I'm very, very honored to be the guest editor for Hand Papermaking magazine's Winter 2023 issue 🌿🌿🌿 Ecology and Paper 🌿🌿🌿.

It's a beautiful, full-color, 9 x 12 inch, scholarly publication with REAL handmade paper samples in it.

This issue shows how papermaking is in a unique position to address the degradation of the planet and contribute to a future that values and re-integrates all of nature and humanity.

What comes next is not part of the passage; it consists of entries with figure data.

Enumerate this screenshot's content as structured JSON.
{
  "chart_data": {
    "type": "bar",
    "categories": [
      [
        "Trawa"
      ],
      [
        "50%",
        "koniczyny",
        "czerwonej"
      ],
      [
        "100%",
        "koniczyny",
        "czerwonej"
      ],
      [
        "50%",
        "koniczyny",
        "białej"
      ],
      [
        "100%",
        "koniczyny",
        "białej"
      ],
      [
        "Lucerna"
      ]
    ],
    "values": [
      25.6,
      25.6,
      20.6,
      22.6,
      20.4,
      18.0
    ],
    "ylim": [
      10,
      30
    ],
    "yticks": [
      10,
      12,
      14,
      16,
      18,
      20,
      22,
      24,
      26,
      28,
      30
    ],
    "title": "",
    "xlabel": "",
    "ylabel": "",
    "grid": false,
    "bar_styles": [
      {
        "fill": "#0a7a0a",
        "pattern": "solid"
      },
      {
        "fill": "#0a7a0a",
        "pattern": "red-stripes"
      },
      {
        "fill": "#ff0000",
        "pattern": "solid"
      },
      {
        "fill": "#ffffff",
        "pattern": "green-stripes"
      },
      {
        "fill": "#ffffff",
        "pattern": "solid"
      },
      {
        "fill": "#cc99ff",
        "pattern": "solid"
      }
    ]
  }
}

“Handmade paper can go beyond creative self-expression to be a reminder of how to live respectfully, learn together, and be creative in a way that is ecologically and socially beneficial.” – May Babcock

GET YOUR COPY OF THE ECOLOGY & PAPER ISSUE >>

 

Cover image: Hannah ChalewPipelandia, 2021, 48 x 30 x 30 inches, metal, sugarcane, plastic, lime, recycled paint, living plants, soil, paper made from sugarcane combined with shredded disposable plastic waste (“plasticane”), iron oak gall ink, ink made from shells. Photo: Jonathan Traviesa. Courtesy of Hannah Chalew.

Inside the issue:

  • Hannah Chalew's work based on Louisiana’s floating marshes graces the cover, and inside, a “plasticane” (sugarcane and plastic waste) paper sample.

  • Artist Sheila Nakitende's innovations with regenerative Ugandan bark-paper.

  • Mikayla Patton, who repurposes outdated books about indigenous nations for compelling artworks that reconnect with Lakota cultural practices

  • Traditional bamboo papermaking in the Dao Đỏ community in Việt Nam, written by Veronica Pham.

  • Mary Hark / The Ghana Paper Project’s work with ecosocial enterprise in Ghana that nurtures new papermakers, along with a paper sample and a preview of an illustrated papermaking training manual.

  • Advancements in mushroom paper by Tanja Major, featured in the Haus des Papiers museum in Germany, written by Katharina Grosch.

  • A sweeping overview of Taiwan’s papermaking journey through local fibers, from colonization to adaptation, in an essay by Yang Wei-Lin.

  • How human rights, the United Nations, and sustainability intersect in Brazilian artist Otávio Roth’s work, and are continued by his daughter Isabel Roth.

  • An exhibition at the Minnesota Center for Book Arts that expands the definition of paper arts by reconnecting distinct bark-paper traditions, reviewed by Juleana Enright.